Uitermark: ‘E-mail meteen beantwoorden doe ik omdat je anders dingen laat liggen, vaak omdat ze ingewikkeld of vervelend zijn, met als gevolg dat je weer tijd verliest door herinneringsmailtjes. Ik los het liever meteen op. En die publicaties: dit jaar is een oogstjaar van dingen waaraan ik jarenlang heb gewerkt. Over een paar jaar hoop ik dat weer te hebben als resultaat van de dingen die ik nu in gang zet.’
Je publiceerde een paar maanden geleden ook een doorwrocht sociologisch artikel over de internetbeweging Anonymous. Wat interesseert een hoogleraar samenlevingsopbouw daaraan?
‘Online community’s zijn een nieuwe vorm van gemeenschapsvorming. De leerstoel heeft het opbouwwerk verbreed naar samenlevingsopbouw, en dat neem ik serieus. En dus ben ik geïnteresseerd in alle vormen waarop de samenleving is georganiseerd, en niet alleen die waarbij professionals zijn betrokken. Op het internet zie je ontwikkelingen die onwaarschijnlijk interessant en inspirerend zijn voor steden, bijvoorbeeld hoe zelforganisatie werkt. Het is fascinerend en spectaculair hoe Anonymous, een beweging van anonieme vrijwilligers zonder centrale coördinatie, websites van bedrijven als Mastercard, Visa en PayPal platlegde.’

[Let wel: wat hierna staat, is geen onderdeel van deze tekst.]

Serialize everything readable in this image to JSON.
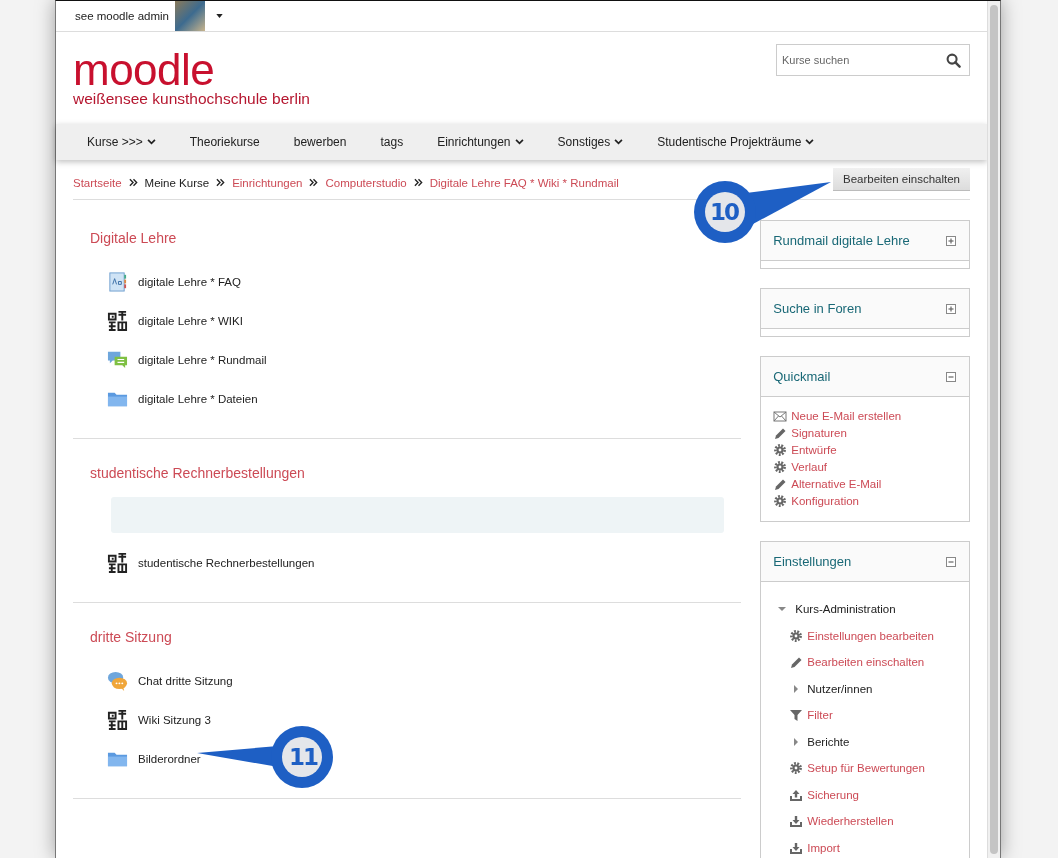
{
  "user_menu": {
    "name": "see moodle admin"
  },
  "logo": {
    "title": "moodle",
    "subtitle": "weißensee kunsthochschule berlin"
  },
  "search": {
    "placeholder": "Kurse suchen"
  },
  "nav": [
    {
      "label": "Kurse >>>",
      "dropdown": true
    },
    {
      "label": "Theoriekurse",
      "dropdown": false
    },
    {
      "label": "bewerben",
      "dropdown": false
    },
    {
      "label": "tags",
      "dropdown": false
    },
    {
      "label": "Einrichtungen",
      "dropdown": true
    },
    {
      "label": "Sonstiges",
      "dropdown": true
    },
    {
      "label": "Studentische Projekträume",
      "dropdown": true
    }
  ],
  "breadcrumb": [
    {
      "label": "Startseite",
      "link": true
    },
    {
      "label": "Meine Kurse",
      "link": false
    },
    {
      "label": "Einrichtungen",
      "link": true
    },
    {
      "label": "Computerstudio",
      "link": true
    },
    {
      "label": "Digitale Lehre FAQ * Wiki * Rundmail",
      "link": true
    }
  ],
  "edit_button": {
    "label": "Bearbeiten einschalten",
    "callout": "10"
  },
  "sections": [
    {
      "title": "Digitale Lehre",
      "activities": [
        {
          "kind": "glossary",
          "label": "digitale Lehre * FAQ"
        },
        {
          "kind": "wiki",
          "label": "digitale Lehre * WIKI"
        },
        {
          "kind": "forum",
          "label": "digitale Lehre * Rundmail"
        },
        {
          "kind": "folder",
          "label": "digitale Lehre * Dateien"
        }
      ]
    },
    {
      "title": "studentische Rechnerbestellungen",
      "activities": [
        {
          "kind": "empty-label"
        },
        {
          "kind": "wiki",
          "label": "studentische Rechnerbestellungen"
        }
      ]
    },
    {
      "title": "dritte Sitzung",
      "activities": [
        {
          "kind": "chat",
          "label": "Chat dritte Sitzung"
        },
        {
          "kind": "wiki",
          "label": "Wiki Sitzung 3"
        },
        {
          "kind": "folder",
          "label": "Bilderordner",
          "callout": "11"
        }
      ]
    }
  ],
  "blocks": [
    {
      "title": "Rundmail digitale Lehre",
      "collapsed": true
    },
    {
      "title": "Suche in Foren",
      "collapsed": true
    },
    {
      "title": "Quickmail",
      "collapsed": false,
      "links": [
        {
          "kind": "envelope",
          "label": "Neue E-Mail erstellen"
        },
        {
          "kind": "pencil",
          "label": "Signaturen"
        },
        {
          "kind": "gear",
          "label": "Entwürfe"
        },
        {
          "kind": "gear",
          "label": "Verlauf"
        },
        {
          "kind": "pencil",
          "label": "Alternative E-Mail"
        },
        {
          "kind": "gear",
          "label": "Konfiguration"
        }
      ]
    },
    {
      "title": "Einstellungen",
      "collapsed": false,
      "tree": [
        {
          "kind": "node",
          "label": "Kurs-Administration",
          "expanded": true,
          "children": [
            {
              "kind": "gear",
              "label": "Einstellungen bearbeiten"
            },
            {
              "kind": "pencil",
              "label": "Bearbeiten einschalten"
            },
            {
              "kind": "node",
              "label": "Nutzer/innen",
              "expanded": false
            },
            {
              "kind": "filter",
              "label": "Filter"
            },
            {
              "kind": "node",
              "label": "Berichte",
              "expanded": false
            },
            {
              "kind": "gear",
              "label": "Setup für Bewertungen"
            },
            {
              "kind": "upload",
              "label": "Sicherung"
            },
            {
              "kind": "download",
              "label": "Wiederherstellen"
            },
            {
              "kind": "download",
              "label": "Import"
            }
          ]
        }
      ]
    }
  ]
}
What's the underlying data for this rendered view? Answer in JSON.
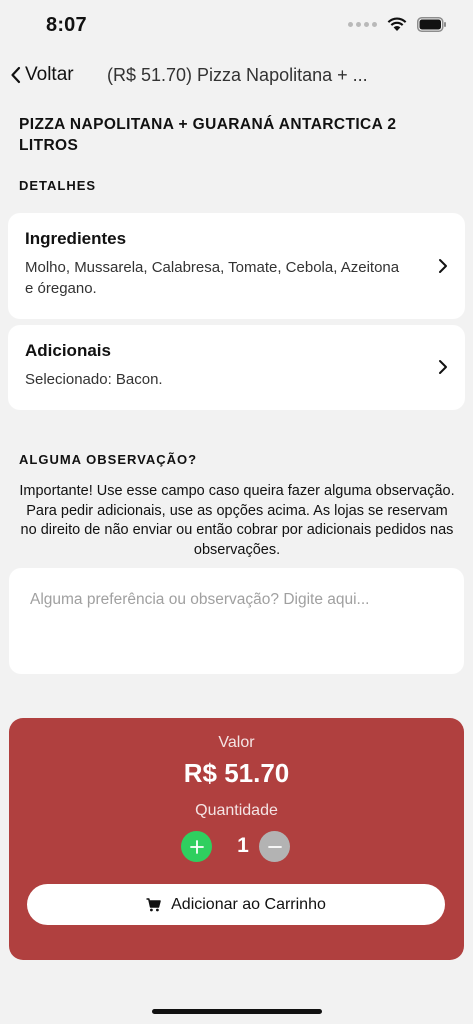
{
  "status_bar": {
    "time": "8:07"
  },
  "nav": {
    "back_label": "Voltar",
    "title": "(R$ 51.70) Pizza Napolitana + ..."
  },
  "product": {
    "title": "PIZZA NAPOLITANA + GUARANÁ ANTARCTICA 2 LITROS"
  },
  "details": {
    "section_label": "DETALHES",
    "ingredients": {
      "title": "Ingredientes",
      "text": "Molho, Mussarela, Calabresa, Tomate, Cebola, Azeitona e óregano."
    },
    "extras": {
      "title": "Adicionais",
      "text": "Selecionado: Bacon."
    }
  },
  "notes": {
    "section_label": "ALGUMA OBSERVAÇÃO?",
    "info": "Importante! Use esse campo caso queira fazer alguma observação. Para pedir adicionais, use as opções acima. As lojas se reservam no direito de não enviar ou então cobrar por adicionais pedidos nas observações.",
    "placeholder": "Alguma preferência ou observação? Digite aqui...",
    "value": ""
  },
  "summary": {
    "value_label": "Valor",
    "value": "R$ 51.70",
    "quantity_label": "Quantidade",
    "quantity": "1",
    "cart_button_label": "Adicionar ao Carrinho"
  },
  "colors": {
    "summary_bg": "#b0403f",
    "plus_button": "#2fcf5f",
    "minus_button": "#b3b3b3"
  }
}
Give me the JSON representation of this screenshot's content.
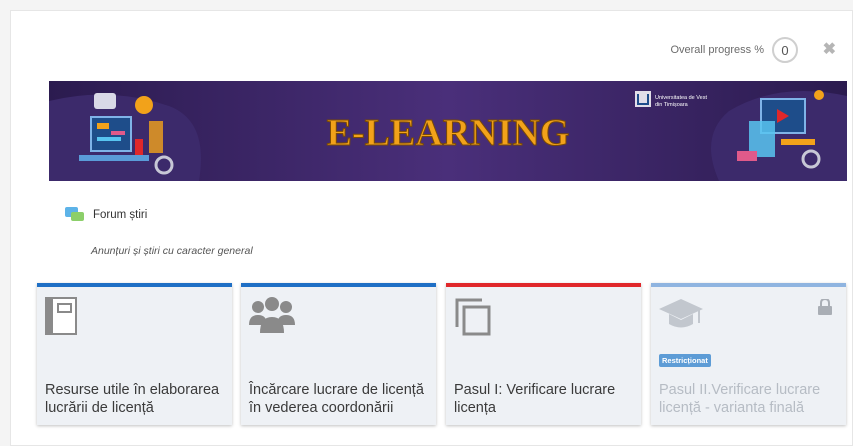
{
  "header": {
    "progress_label": "Overall progress %",
    "progress_value": "0",
    "close_symbol": "✖"
  },
  "banner": {
    "title": "E-LEARNING",
    "university": "Universitatea de Vest din Timișoara",
    "bg_left": "#2b1b4f",
    "bg_mid": "#4a2f7a",
    "title_color": "#f2a21a"
  },
  "forum": {
    "label": "Forum știri",
    "description": "Anunțuri și știri cu caracter general"
  },
  "tiles": [
    {
      "title": "Resurse utile în elaborarea lucrării de licență",
      "bar_color": "#1f6fc5",
      "icon": "notebook-icon",
      "restricted": false
    },
    {
      "title": "Încărcare lucrare de licență în vederea coordonării",
      "bar_color": "#1f6fc5",
      "icon": "group-icon",
      "restricted": false
    },
    {
      "title": "Pasul I: Verificare lucrare licența",
      "bar_color": "#e0272a",
      "icon": "copy-icon",
      "restricted": false
    },
    {
      "title": "Pasul II.Verificare lucrare licență - varianta finală",
      "bar_color": "#8fb4e0",
      "icon": "graduation-cap-icon",
      "restricted": true,
      "badge": "Restricționat"
    }
  ]
}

‘De vraag hoe dat soort grootschalige mobilisaties tot stand komen zonder centrale coördinatie, is niet alleen sociologisch interessant. Dit soort initiatieven herbergt ook een politieke belofte: buiten de staat en de markt om ontstaat er een beweging. In het geval van Wikipedia komt daar ook nog eens een hoogwaardige dienst uit. Het is echt ongelofelijk om te zien hoe miljoenen gebruikers samenwerken aan een ongekend groot en telkens geactualiseerd reservoir van kennis. Alle reden om te onderzoeken wat daar precies gebeurt. Ik wil dat als hoogleraar graag gaan doen. Daarbij wil ik ver buiten de sociale sector kijken en ook bijvoorbeeld nagaan wat natuurkundigen of complexiteitstheoretici schrijven over zelforganisatie.’
Is zelforganisatie een inspirerend ideaal?

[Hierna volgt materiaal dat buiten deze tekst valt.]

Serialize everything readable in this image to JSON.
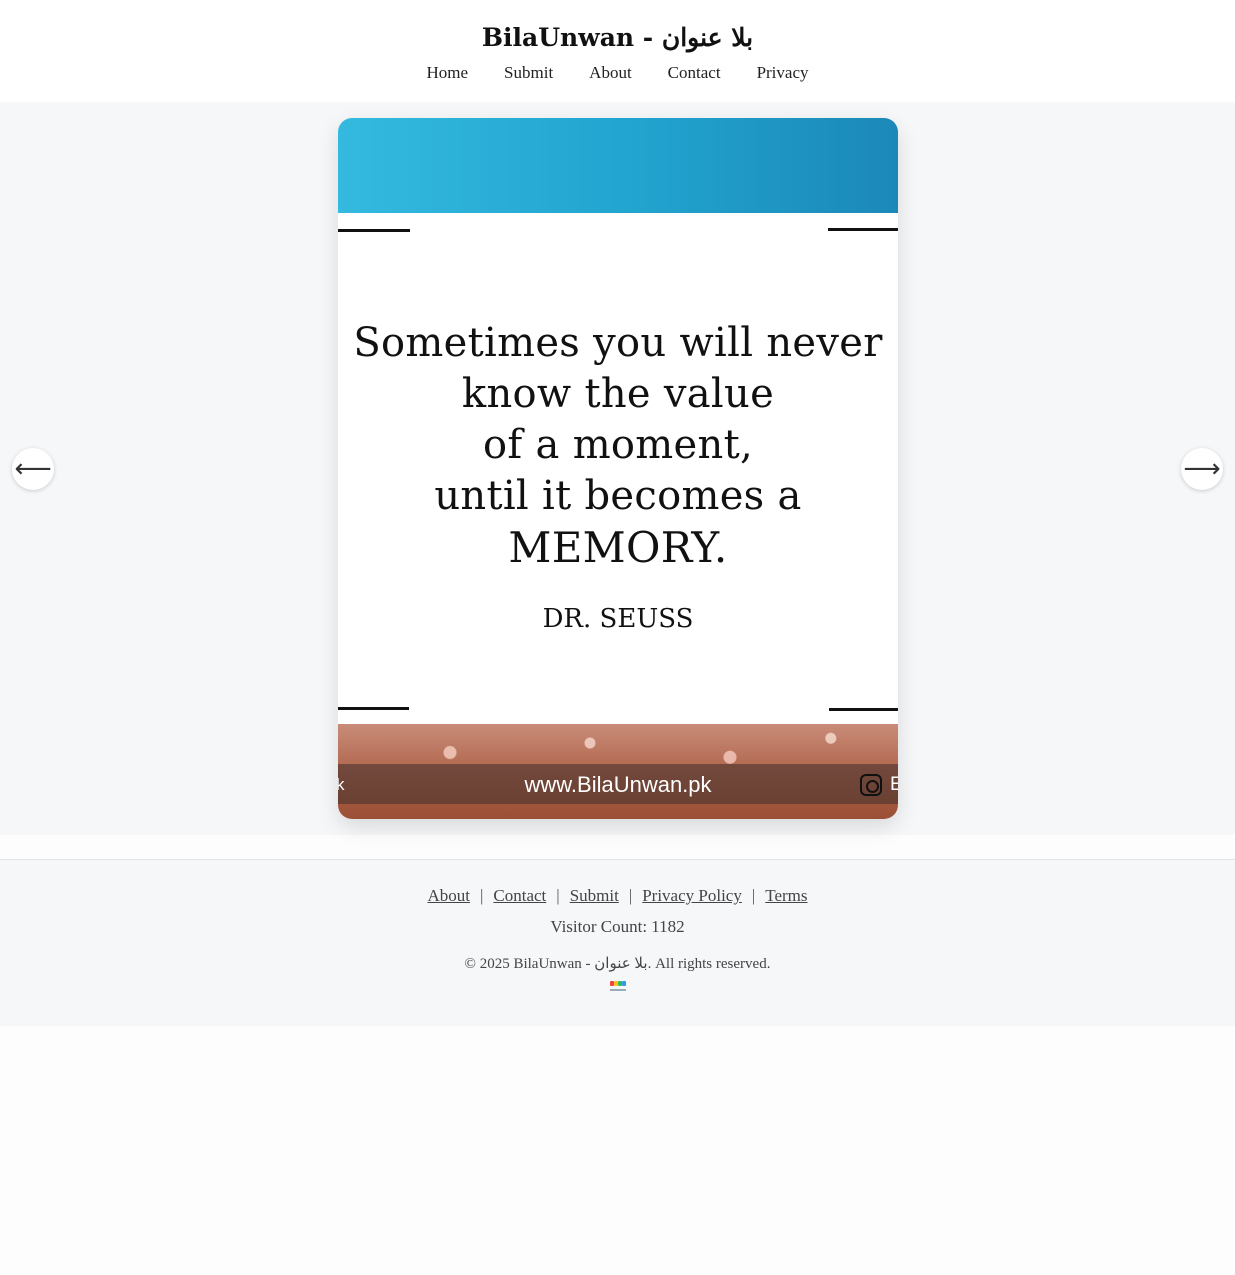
{
  "site": {
    "title": "BilaUnwan - بلا عنوان"
  },
  "nav": {
    "items": [
      {
        "label": "Home"
      },
      {
        "label": "Submit"
      },
      {
        "label": "About"
      },
      {
        "label": "Contact"
      },
      {
        "label": "Privacy"
      }
    ]
  },
  "viewer": {
    "prev_icon": "arrow-left-icon",
    "next_icon": "arrow-right-icon",
    "prev_glyph": "⟵",
    "next_glyph": "⟶"
  },
  "card": {
    "quote_lines": [
      "Sometimes you will never",
      "know the value",
      "of  a moment,",
      "until it becomes a",
      "MEMORY."
    ],
    "author": "DR. SEUSS",
    "band_url": "www.BilaUnwan.pk",
    "band_left": "k",
    "band_right": "E",
    "top_band_color": "#22a6d1"
  },
  "footer": {
    "links": [
      {
        "label": "About"
      },
      {
        "label": "Contact"
      },
      {
        "label": "Submit"
      },
      {
        "label": "Privacy Policy"
      },
      {
        "label": "Terms"
      }
    ],
    "separator": "|",
    "visitor_count": "Visitor Count: 1182",
    "copyright": "© 2025 BilaUnwan - بلا عنوان. All rights reserved."
  }
}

‘Zeker, en ik denk dat we ook geen andere keus hebben dan dat mensen steeds meer zelf gaan organiseren. Het voelt beter, authentieker. Ik ben geïnspireerd door Jos van der Lans als hij beschrijft hoe een bibliotheek van een doods uitleenpunt in een multifunctioneel centrum verandert als mensen het zelf gaan organiseren. Maar je moet wel eerlijk zijn over wat er gebeurt als je in plaats van het aanbieden van bibliotheken het aan mensen zelf overlaat: dan zul je er een flink aantal moeten sluiten, omdat zelforganisatie per definitie grillig en ongelijk is. Het raakt mij hoe geruisloos bibliotheken worden gesloten. Ik kom er graag, en zie daar heel veel mensen iets doen wat bij mij een zwakke plek raakt: onderzoek, lezen, met een groepje huiswerk maken – dat vind ik mooi. En als ik dan moet kiezen tussen één bibliotheek die gerund wordt door bewoners of tien die door de staat worden gefinancierd, dan kies ik zonder twijfel voor het laatste. Ik denk dat we ons niet meer realiseren hoeveel de samenleving te danken heeft aan publieke voorzieningen en dat zelforganisatie daar niet aan zal kunnen tippen.’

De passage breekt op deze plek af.